Batch Processing

Batch processing allows you to efficiently analyze multiple areas of interest or time periods without having to manually process each one individually. This approach saves time and ensures consistent analysis across your dataset.

Key Benefits:

Efficiency: Process multiple areas or time periods in a single operation
Consistency: Apply the same analysis parameters across all items
Automation: Set up workflows that can run with minimal supervision
Scalability: Handle large datasets that would be impractical to process manually
Reproducibility: Document and repeat analyses with the same parameters

[Image: Diagram showing batch processing workflow]

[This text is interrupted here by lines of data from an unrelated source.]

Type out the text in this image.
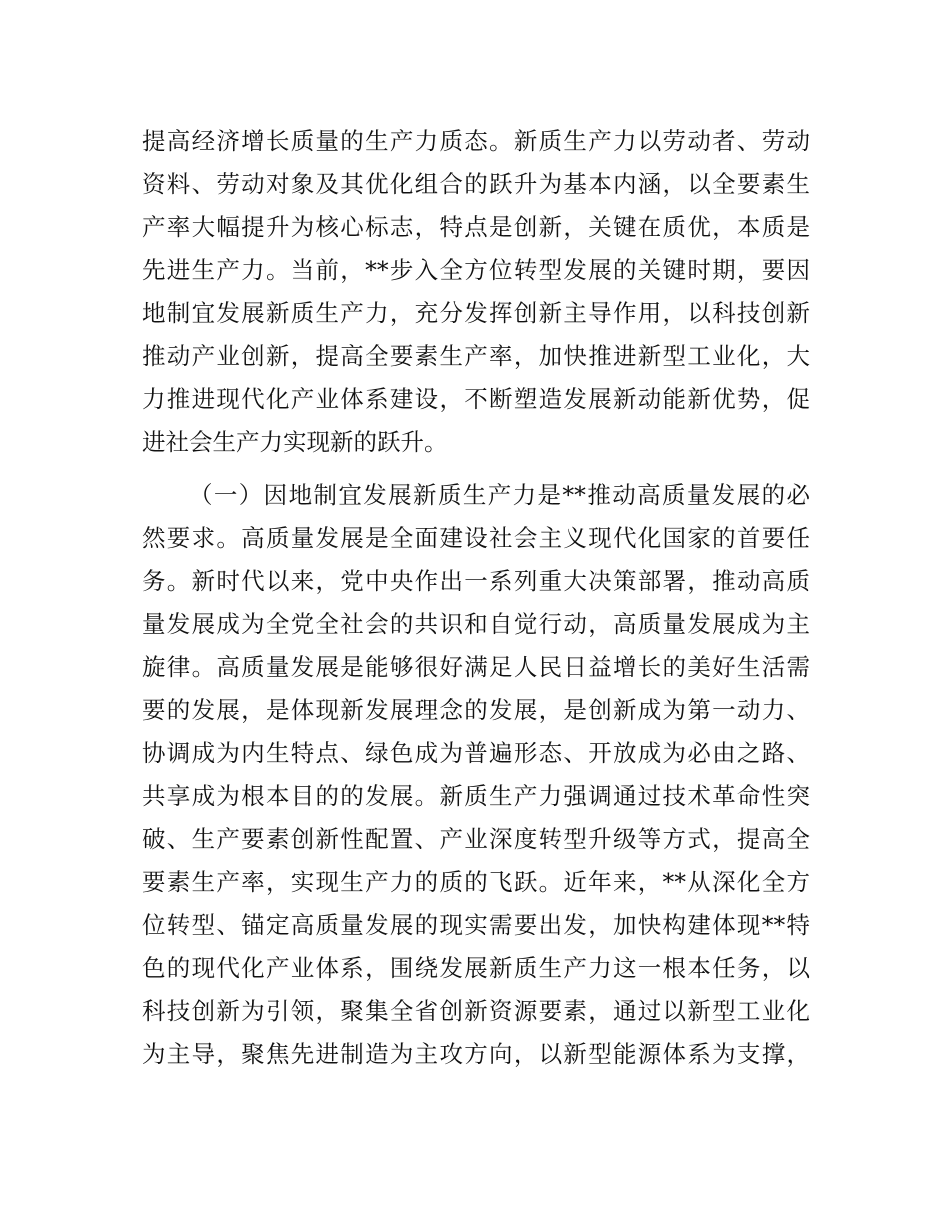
提高经济增长质量的生产力质态。新质生产力以劳动者、劳动
资料、劳动对象及其优化组合的跃升为基本内涵，以全要素生
产率大幅提升为核心标志，特点是创新，关键在质优，本质是
先进生产力。当前，**步入全方位转型发展的关键时期，要因
地制宜发展新质生产力，充分发挥创新主导作用，以科技创新
推动产业创新，提高全要素生产率，加快推进新型工业化，大
力推进现代化产业体系建设，不断塑造发展新动能新优势，促
进社会生产力实现新的跃升。
（一）因地制宜发展新质生产力是**推动高质量发展的必
然要求。高质量发展是全面建设社会主义现代化国家的首要任
务。新时代以来，党中央作出一系列重大决策部署，推动高质
量发展成为全党全社会的共识和自觉行动，高质量发展成为主
旋律。高质量发展是能够很好满足人民日益增长的美好生活需
要的发展，是体现新发展理念的发展，是创新成为第一动力、
协调成为内生特点、绿色成为普遍形态、开放成为必由之路、
共享成为根本目的的发展。新质生产力强调通过技术革命性突
破、生产要素创新性配置、产业深度转型升级等方式，提高全
要素生产率，实现生产力的质的飞跃。近年来，**从深化全方
位转型、锚定高质量发展的现实需要出发，加快构建体现**特
色的现代化产业体系，围绕发展新质生产力这一根本任务，以
科技创新为引领，聚集全省创新资源要素，通过以新型工业化
为主导，聚焦先进制造为主攻方向，以新型能源体系为支撑，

Batch processing workflow: from multiple inputs to parallel processing to aggregated results.

Common Batch Processing Scenarios:

Multiple AOIs: Process the same analysis across different geographic areas
Time series: Process the same area across multiple time periods
Parameter sweeps: Run the same analysis with different parameter settings
Multi-sensor analysis: Process data from different satellite sensors for the same area

Analyzing Multiple Geographic Areas

When you need to analyze multiple geographic areas with the same parameters:

Step 1: List Your Areas of Interest

import requests
import json
import pandas as pd
import concurrent.futures
import matplotlib.pyplot as plt
from tqdm import tqdm

api_key = "your_api_key_here"

# Get all your AOIs
url = "https://observearth.com/api/geometry/"

headers = {
    "X-API-Key": api_key
}

response = requests.get(url, headers=headers)
aois = response.json()["results"]

# Create a list of AOI IDs and names
aoi_ids = [aoi["id"] for aoi in aois]
aoi_names = [aoi["name"] for aoi in aois]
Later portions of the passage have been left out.